What is at stake, Judge Farah wrote, is “freedoms such as those of self-determination, of expression of ideas, of worship, of association for useful purposes, of teaching and learning, and those contained in articles 14 and 19 of the National Constitution and in different provisions of the American Declaration of the Rights and Duties of Man, of the Universal Declaration of Human Rights, of the American Convention on Human Rights, and of the International Covenant on Civil and Political Rights.”
After this, Judge Farah pointed out the evidentiary shortcomings he had indicated on that occasion, and again mentioned the weakness of the report produced with very little information by the PNR, in which certain assertions were made about psychological subjugation of “victims” allegedly practiced by “cults,” which in his opinion were not persuasive. He then developed a detailed evaluation of the medical expert reports and took into account the active participation of the alleged victims, who consistently supported the position of the defense. As he explained, all the statements of the nine women were consistent over time and emphatic in affirming their self-determination and their anger at the quality of victims that had been imposed on them by the prosecutors and the judge.
Based on this analysis, Judge Farah observed that the alleged victims did not show symptoms or signs of psycho-pathological disorders or alterations, nor psychotic disorders or intellectual deficits. He added that “there were no symptoms compatible with post-traumatic stress or indicators of trauma related to sexual subjugation or enslavement or any form of ‘depersonalization’ or ‘brainwashing’ as alleged in the accusation in the case file.” Thus, he concluded, it was possible to affirm that the mental faculties of these women were normal. On the other hand, the judge concluded that the alleged victims’ membership and participation in the BAYS was always voluntary and that this had not impeded or affected their full social integration.
In addition to this, Judge Farah pointed out that no indicators of vulnerability or any other situation were identified that would allow to sustain that the women were manipulated, unduly influenced, or controlled. The magistrate also stated that these conclusions were reflected in the impression he had gained from the statements made by the alleged victims in the hearings held before the court, “in which they emphatically denied having been victims of trafficking or any imposition to do, not do, or tolerate anything against their will. They defended their own ideals and life choices, just as they had done in their statements made in the Gesell Chamber.” All this led Farah to rule out that the nine women’s own accounts in the case could be disqualified on scientific grounds.

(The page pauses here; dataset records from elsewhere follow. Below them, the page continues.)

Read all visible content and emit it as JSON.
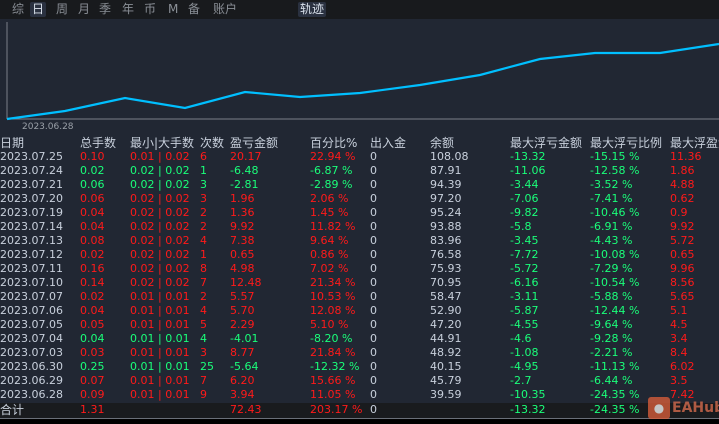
{
  "tabs": [
    "综",
    "日",
    "周",
    "月",
    "季",
    "年",
    "币",
    "M",
    "备",
    "账户",
    "轨迹"
  ],
  "active_tab": "日",
  "chart": {
    "x_start_label": "2023.06.28",
    "line_color": "#00bfff"
  },
  "columns": [
    "日期",
    "总手数",
    "最小|大手数",
    "次数",
    "盈亏金额",
    "百分比%",
    "出入金",
    "余额",
    "最大浮亏金额",
    "最大浮亏比例",
    "最大浮盈金额"
  ],
  "rows": [
    [
      "2023.07.25",
      "0.10",
      "0.01 | 0.02",
      "6",
      "20.17",
      "22.94 %",
      "0",
      "108.08",
      "-13.32",
      "-15.15 %",
      "11.36",
      "r"
    ],
    [
      "2023.07.24",
      "0.02",
      "0.02 | 0.02",
      "1",
      "-6.48",
      "-6.87 %",
      "0",
      "87.91",
      "-11.06",
      "-12.58 %",
      "1.86",
      "g"
    ],
    [
      "2023.07.21",
      "0.06",
      "0.02 | 0.02",
      "3",
      "-2.81",
      "-2.89 %",
      "0",
      "94.39",
      "-3.44",
      "-3.52 %",
      "4.88",
      "g"
    ],
    [
      "2023.07.20",
      "0.06",
      "0.02 | 0.02",
      "3",
      "1.96",
      "2.06 %",
      "0",
      "97.20",
      "-7.06",
      "-7.41 %",
      "0.62",
      "r"
    ],
    [
      "2023.07.19",
      "0.04",
      "0.02 | 0.02",
      "2",
      "1.36",
      "1.45 %",
      "0",
      "95.24",
      "-9.82",
      "-10.46 %",
      "0.9",
      "r"
    ],
    [
      "2023.07.14",
      "0.04",
      "0.02 | 0.02",
      "2",
      "9.92",
      "11.82 %",
      "0",
      "93.88",
      "-5.8",
      "-6.91 %",
      "9.92",
      "r"
    ],
    [
      "2023.07.13",
      "0.08",
      "0.02 | 0.02",
      "4",
      "7.38",
      "9.64 %",
      "0",
      "83.96",
      "-3.45",
      "-4.43 %",
      "5.72",
      "r"
    ],
    [
      "2023.07.12",
      "0.02",
      "0.02 | 0.02",
      "1",
      "0.65",
      "0.86 %",
      "0",
      "76.58",
      "-7.72",
      "-10.08 %",
      "0.65",
      "r"
    ],
    [
      "2023.07.11",
      "0.16",
      "0.02 | 0.02",
      "8",
      "4.98",
      "7.02 %",
      "0",
      "75.93",
      "-5.72",
      "-7.29 %",
      "9.96",
      "r"
    ],
    [
      "2023.07.10",
      "0.14",
      "0.02 | 0.02",
      "7",
      "12.48",
      "21.34 %",
      "0",
      "70.95",
      "-6.16",
      "-10.54 %",
      "8.56",
      "r"
    ],
    [
      "2023.07.07",
      "0.02",
      "0.01 | 0.01",
      "2",
      "5.57",
      "10.53 %",
      "0",
      "58.47",
      "-3.11",
      "-5.88 %",
      "5.65",
      "r"
    ],
    [
      "2023.07.06",
      "0.04",
      "0.01 | 0.01",
      "4",
      "5.70",
      "12.08 %",
      "0",
      "52.90",
      "-5.87",
      "-12.44 %",
      "5.1",
      "r"
    ],
    [
      "2023.07.05",
      "0.05",
      "0.01 | 0.01",
      "5",
      "2.29",
      "5.10 %",
      "0",
      "47.20",
      "-4.55",
      "-9.64 %",
      "4.5",
      "r"
    ],
    [
      "2023.07.04",
      "0.04",
      "0.01 | 0.01",
      "4",
      "-4.01",
      "-8.20 %",
      "0",
      "44.91",
      "-4.6",
      "-9.28 %",
      "3.4",
      "g"
    ],
    [
      "2023.07.03",
      "0.03",
      "0.01 | 0.01",
      "3",
      "8.77",
      "21.84 %",
      "0",
      "48.92",
      "-1.08",
      "-2.21 %",
      "8.4",
      "r"
    ],
    [
      "2023.06.30",
      "0.25",
      "0.01 | 0.01",
      "25",
      "-5.64",
      "-12.32 %",
      "0",
      "40.15",
      "-4.95",
      "-11.13 %",
      "6.02",
      "g"
    ],
    [
      "2023.06.29",
      "0.07",
      "0.01 | 0.01",
      "7",
      "6.20",
      "15.66 %",
      "0",
      "45.79",
      "-2.7",
      "-6.44 %",
      "3.5",
      "r"
    ],
    [
      "2023.06.28",
      "0.09",
      "0.01 | 0.01",
      "9",
      "3.94",
      "11.05 %",
      "0",
      "39.59",
      "-10.35",
      "-24.35 %",
      "7.42",
      "r"
    ]
  ],
  "total": {
    "label": "合计",
    "lots": "1.31",
    "pnl": "72.43",
    "pct": "203.17 %",
    "inout": "0",
    "max_float_loss": "-13.32",
    "max_float_loss_pct": "-24.35 %"
  },
  "watermark": "EAHub"
}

Based on these assessments, Judge Farah considered that the exposure of private matters of the nine women concerning their personality, their intimacy, and their life choices was “more than enough to rule out the need for any further inquiry, interrogation or molestation in the future, which I reaffirm based on the impression I gathered from the statements made by these persons in the hearings held before the Court.” For the above reasons, then, his vote proposed to revoke the appealed resolution, to uphold the exception filed and to dismiss the charges against all the accused in relation to the facts for which they were investigated and prosecuted.